Наутро он проснулся, выбрался из кровати – осторожно, чтобы не разбудить трогательно приникшую к нему Лиду, – и погнал в общежитие.

На душе было мерзко.

Особенно мерзко от того, что гаденький голосок внутри все твердил: вот и хорошо, вот и правильно, теперь ты, как честный человек…

И так далее.

Сбежать вот так, бросив ни о чем не подозревающую спящую девушку, было отвратительно. Но почему-то еще отвратительнее казалось остаться.

Галке он, разумеется, ни о чем не рассказал, да и вообще постарался сделать вид, что этого жаркого, сонного апрельского дня просто не существовало в природе.

Потом уже, в конце мая, когда вдруг похолодало, они с Галкой как-то отправились гулять и остановились постоять на мосту.

Справа вырастали из пышной майской зелени темно-красные башни Кремля. Поблескивали в закатных лучах купола кремлевских соборов. Внизу, под мостом, проползал, оставляя за собой две расходящихся рябых полосы, белый пароходик. Откуда-то доносилась музыка…

Ветер, налетевший с реки, взметнул Галкины темно-русые волосы, она раздраженно пригладила их, сдвинула темные брови и сказала:

– Слушай, Лешка, я вдруг только сейчас поняла… Ведь мы скоро расстанемся, разъедемся по распределению и, может, больше никогда и не увидимся!

Она обернулась к нему.

И в ее круглых, как у птенца, глазах, всегда насмешливых, лукавых, вдруг плеснулось что-то такое, что Алексей, осмелев, подался вперед и поцеловал ее.

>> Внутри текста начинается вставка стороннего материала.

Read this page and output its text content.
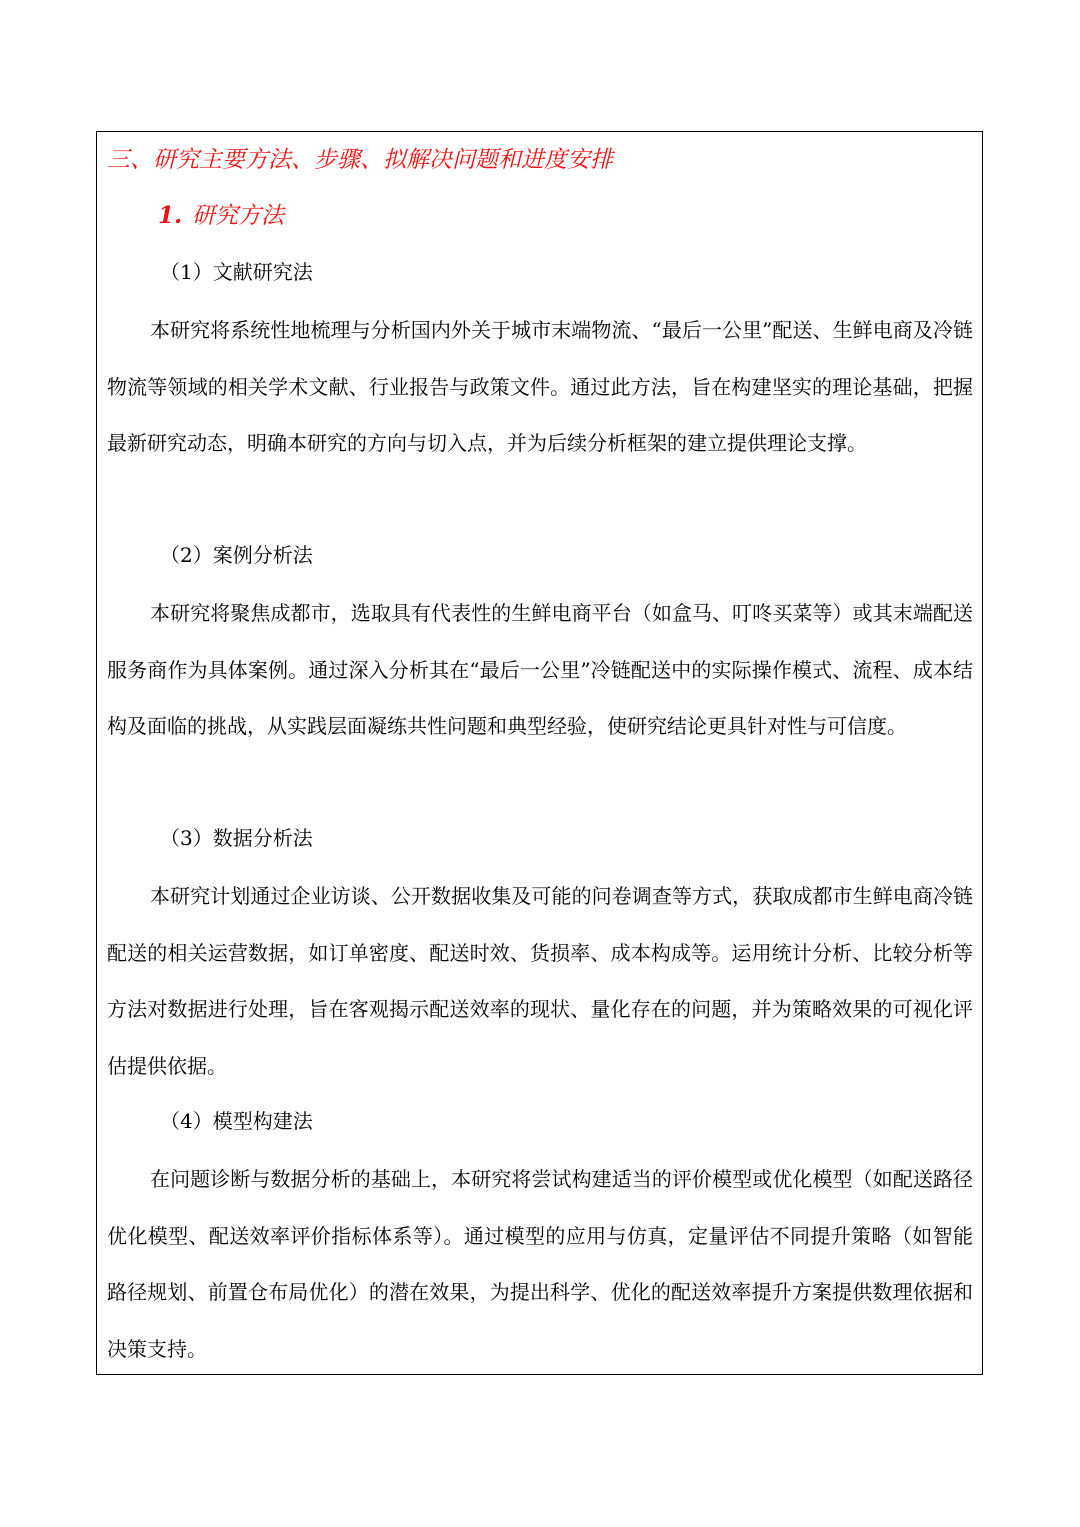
三、研究主要方法、步骤、拟解决问题和进度安排
1. 研究方法
（1）文献研究法

本研究将系统性地梳理与分析国内外关于城市末端物流、“最后一公里”配送、生鲜电商及冷链物流等领域的相关学术文献、行业报告与政策文件。通过此方法，旨在构建坚实的理论基础，把握最新研究动态，明确本研究的方向与切入点，并为后续分析框架的建立提供理论支撑。

（2）案例分析法

本研究将聚焦成都市，选取具有代表性的生鲜电商平台（如盒马、叮咚买菜等）或其末端配送服务商作为具体案例。通过深入分析其在“最后一公里”冷链配送中的实际操作模式、流程、成本结构及面临的挑战，从实践层面凝练共性问题和典型经验，使研究结论更具针对性与可信度。

（3）数据分析法

本研究计划通过企业访谈、公开数据收集及可能的问卷调查等方式，获取成都市生鲜电商冷链配送的相关运营数据，如订单密度、配送时效、货损率、成本构成等。运用统计分析、比较分析等方法对数据进行处理，旨在客观揭示配送效率的现状、量化存在的问题，并为策略效果的可视化评估提供依据。

（4）模型构建法

在问题诊断与数据分析的基础上，本研究将尝试构建适当的评价模型或优化模型（如配送路径优化模型、配送效率评价指标体系等）。通过模型的应用与仿真，定量评估不同提升策略（如智能路径规划、前置仓布局优化）的潜在效果，为提出科学、优化的配送效率提升方案提供数理依据和决策支持。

Галкины губы были холодными, пахли речным ветром, и пальцы оказались совсем ледяными, когда прикоснулись к его щекам, притягивая еще ближе.

Но ему не было до этого никакого дела.

Потому что Галка впервые была так близко, не отталкивала, не высмеивала, открыто приникала к его груди…

В тот вечер больше ничего и не было. Они ведь были студенты-общажники – им, сходящим с ума от вдруг нахлынувшего чувства, просто некуда было податься. Они слонялись по Москве, как бродяги, заходили во дворы, целовались в подворотнях, исступленно гладили друг другу волосы, виски, щеки…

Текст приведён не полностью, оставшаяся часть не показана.